The epistle of James was written to Jewish Christian believers. Some might have been trying to still follow the law of Moses. Knowing and understanding this context is vital to understanding some of the things James writes about the law. Such as this verse from James 2.

If you really keep the royal law found in Scripture, “Love your neighbor as yourself,” you are doing right.

James 2:8 (NIV)

James isn’t telling people they need to follow the law. Instead, James points out that anyone who says they are following the law should follow this one, “loving your neighbor as yourself.” However, they are breaking the law if they’re not doing that. Thus, anyone who shows favoritism isn’t following the law and is guilty of breaking all the rules.

James says something about keeping the law in James 4:11.
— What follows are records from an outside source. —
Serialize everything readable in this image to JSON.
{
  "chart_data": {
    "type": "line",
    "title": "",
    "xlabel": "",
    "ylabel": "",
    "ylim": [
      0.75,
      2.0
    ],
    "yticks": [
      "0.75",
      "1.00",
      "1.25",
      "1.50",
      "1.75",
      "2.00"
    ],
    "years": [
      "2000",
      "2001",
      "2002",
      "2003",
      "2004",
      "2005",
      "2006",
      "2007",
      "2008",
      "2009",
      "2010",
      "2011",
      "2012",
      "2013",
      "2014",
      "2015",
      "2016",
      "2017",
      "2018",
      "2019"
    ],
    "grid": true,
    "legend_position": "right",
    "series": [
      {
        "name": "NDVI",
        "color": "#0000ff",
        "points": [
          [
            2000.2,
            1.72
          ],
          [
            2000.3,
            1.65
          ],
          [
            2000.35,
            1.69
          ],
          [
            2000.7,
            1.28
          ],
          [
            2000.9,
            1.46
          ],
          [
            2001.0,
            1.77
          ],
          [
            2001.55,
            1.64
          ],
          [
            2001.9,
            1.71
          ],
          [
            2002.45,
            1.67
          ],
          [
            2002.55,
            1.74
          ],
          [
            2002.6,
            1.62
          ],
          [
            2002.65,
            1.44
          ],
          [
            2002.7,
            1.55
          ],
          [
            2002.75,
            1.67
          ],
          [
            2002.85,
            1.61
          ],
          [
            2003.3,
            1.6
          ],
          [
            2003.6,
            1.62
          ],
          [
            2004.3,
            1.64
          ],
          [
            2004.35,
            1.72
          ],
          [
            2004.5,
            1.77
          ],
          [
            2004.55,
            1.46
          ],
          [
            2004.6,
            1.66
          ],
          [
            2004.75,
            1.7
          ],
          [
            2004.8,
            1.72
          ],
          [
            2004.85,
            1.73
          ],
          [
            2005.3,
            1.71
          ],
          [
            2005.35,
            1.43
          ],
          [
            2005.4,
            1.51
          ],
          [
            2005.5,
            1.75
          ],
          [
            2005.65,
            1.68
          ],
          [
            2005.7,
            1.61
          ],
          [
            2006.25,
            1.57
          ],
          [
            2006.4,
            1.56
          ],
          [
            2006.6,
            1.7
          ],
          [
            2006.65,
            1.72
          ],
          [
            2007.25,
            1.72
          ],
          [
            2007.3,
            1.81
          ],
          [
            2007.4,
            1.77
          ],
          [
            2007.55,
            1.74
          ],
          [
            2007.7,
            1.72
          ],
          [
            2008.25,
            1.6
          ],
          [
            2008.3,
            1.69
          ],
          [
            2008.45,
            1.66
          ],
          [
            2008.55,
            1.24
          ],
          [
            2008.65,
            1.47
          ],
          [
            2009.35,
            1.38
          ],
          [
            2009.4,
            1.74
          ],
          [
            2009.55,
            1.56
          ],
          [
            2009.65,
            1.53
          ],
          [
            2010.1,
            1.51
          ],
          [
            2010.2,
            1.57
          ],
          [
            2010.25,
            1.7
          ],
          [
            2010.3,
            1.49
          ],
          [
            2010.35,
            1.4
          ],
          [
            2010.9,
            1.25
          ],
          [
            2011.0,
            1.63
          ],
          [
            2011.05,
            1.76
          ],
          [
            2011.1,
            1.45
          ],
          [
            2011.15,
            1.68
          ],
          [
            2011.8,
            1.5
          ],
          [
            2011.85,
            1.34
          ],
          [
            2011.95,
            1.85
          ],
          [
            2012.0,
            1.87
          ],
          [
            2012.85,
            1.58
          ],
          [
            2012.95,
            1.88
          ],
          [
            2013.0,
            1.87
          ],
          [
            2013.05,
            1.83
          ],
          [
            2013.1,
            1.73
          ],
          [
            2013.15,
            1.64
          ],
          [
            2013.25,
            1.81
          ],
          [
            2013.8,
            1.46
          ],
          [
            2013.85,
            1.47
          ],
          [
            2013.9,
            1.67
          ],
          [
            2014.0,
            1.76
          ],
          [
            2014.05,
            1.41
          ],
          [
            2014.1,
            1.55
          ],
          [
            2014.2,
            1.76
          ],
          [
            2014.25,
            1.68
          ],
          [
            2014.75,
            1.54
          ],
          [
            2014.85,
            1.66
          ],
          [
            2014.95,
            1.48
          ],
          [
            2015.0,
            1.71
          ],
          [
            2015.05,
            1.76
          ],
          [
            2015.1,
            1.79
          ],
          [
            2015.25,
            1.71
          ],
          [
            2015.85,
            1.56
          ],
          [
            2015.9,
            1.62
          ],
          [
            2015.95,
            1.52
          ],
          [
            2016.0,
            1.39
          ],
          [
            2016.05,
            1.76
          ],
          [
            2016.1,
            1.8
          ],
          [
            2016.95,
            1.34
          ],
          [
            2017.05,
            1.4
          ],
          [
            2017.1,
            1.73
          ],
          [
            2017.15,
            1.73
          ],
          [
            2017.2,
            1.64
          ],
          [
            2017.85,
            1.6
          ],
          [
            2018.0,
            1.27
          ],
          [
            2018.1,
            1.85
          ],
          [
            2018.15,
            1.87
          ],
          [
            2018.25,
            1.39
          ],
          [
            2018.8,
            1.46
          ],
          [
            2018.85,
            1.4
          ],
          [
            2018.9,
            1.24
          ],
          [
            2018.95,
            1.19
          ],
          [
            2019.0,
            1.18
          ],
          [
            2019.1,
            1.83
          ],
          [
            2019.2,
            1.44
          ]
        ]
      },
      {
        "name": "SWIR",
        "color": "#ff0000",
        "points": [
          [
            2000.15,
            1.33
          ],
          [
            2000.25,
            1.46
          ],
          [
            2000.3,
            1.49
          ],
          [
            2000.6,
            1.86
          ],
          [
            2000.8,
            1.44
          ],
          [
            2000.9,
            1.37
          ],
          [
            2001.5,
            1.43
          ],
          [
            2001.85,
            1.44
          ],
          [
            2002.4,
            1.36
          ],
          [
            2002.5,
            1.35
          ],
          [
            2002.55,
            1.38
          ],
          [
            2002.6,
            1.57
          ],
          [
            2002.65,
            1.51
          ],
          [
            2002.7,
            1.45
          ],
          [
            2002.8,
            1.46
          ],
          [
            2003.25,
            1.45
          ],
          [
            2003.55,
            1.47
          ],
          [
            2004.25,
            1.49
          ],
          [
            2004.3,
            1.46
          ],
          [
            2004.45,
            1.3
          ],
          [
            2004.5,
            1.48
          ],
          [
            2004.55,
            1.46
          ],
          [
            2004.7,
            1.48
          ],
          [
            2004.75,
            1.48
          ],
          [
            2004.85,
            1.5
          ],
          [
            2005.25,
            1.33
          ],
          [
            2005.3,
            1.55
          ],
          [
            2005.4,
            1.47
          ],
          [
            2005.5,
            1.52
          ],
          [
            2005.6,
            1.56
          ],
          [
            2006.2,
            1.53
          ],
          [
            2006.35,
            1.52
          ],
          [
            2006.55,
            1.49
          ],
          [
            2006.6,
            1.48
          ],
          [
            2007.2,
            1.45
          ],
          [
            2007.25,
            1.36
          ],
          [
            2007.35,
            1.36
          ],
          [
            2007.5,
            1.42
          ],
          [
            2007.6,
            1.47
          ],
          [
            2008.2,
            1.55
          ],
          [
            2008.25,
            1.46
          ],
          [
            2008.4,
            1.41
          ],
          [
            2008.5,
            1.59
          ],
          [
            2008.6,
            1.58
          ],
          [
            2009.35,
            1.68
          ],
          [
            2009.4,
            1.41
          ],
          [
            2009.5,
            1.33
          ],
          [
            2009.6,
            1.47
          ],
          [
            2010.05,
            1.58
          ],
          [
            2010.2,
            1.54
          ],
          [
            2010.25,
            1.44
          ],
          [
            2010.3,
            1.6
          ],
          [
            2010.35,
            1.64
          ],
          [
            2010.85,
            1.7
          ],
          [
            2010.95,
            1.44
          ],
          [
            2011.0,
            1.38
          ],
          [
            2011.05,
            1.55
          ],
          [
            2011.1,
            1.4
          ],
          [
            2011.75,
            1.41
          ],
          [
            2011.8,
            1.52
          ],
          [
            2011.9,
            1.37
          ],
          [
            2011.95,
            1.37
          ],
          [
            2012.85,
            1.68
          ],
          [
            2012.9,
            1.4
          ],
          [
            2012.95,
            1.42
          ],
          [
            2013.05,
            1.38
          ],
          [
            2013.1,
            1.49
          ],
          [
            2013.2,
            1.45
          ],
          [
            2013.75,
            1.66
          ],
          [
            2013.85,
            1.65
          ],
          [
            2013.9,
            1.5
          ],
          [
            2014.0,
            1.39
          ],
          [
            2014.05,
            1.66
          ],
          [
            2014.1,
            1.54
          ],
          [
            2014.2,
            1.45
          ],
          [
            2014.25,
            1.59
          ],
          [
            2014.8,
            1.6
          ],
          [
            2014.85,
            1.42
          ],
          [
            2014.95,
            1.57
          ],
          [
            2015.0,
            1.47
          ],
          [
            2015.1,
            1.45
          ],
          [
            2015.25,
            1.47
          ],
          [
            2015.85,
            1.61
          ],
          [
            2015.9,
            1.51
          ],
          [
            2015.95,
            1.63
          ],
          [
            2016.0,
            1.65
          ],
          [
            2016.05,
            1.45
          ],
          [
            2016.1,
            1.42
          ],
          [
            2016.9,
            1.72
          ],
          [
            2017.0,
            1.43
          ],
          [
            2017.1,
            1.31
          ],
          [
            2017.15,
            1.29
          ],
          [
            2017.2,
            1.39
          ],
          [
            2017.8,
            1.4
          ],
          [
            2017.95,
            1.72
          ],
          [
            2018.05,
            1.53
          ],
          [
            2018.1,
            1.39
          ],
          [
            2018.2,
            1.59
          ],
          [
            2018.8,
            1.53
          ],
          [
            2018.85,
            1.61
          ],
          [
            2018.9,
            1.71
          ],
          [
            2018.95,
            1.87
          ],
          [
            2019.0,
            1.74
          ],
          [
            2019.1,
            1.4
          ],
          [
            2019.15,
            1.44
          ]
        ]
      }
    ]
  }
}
Brothers and sisters, do not slander one another. Anyone who speaks against a brother or sister or judges them speaks against the law and judges it. When you judge the law, you are not keeping it, but sitting in judgment on it.

James 4:11 (NIV)

As in James 2:8, James is not advocating that people follow the law here. He’s pointing out to those who might want to follow the law that when they are self-righteous and criticize another Christian, they are breaking the law. Furthermore, when someone points out that someone isn’t doing something and it’s not even in the law, they are judging the law. They are saying the law is short-sighted because it didn’t include this or that thing, so they include it themselves.

The notion that we know better than God and are better than others is the chief danger of self-righteousness and hypocrisy. When all have sinned and fallen short of the grace of God.

Thus we can see that when James talks about following the law, he’s not telling people they need to follow it. Instead, James points out how people fail to follow the law through what they do or don’t do.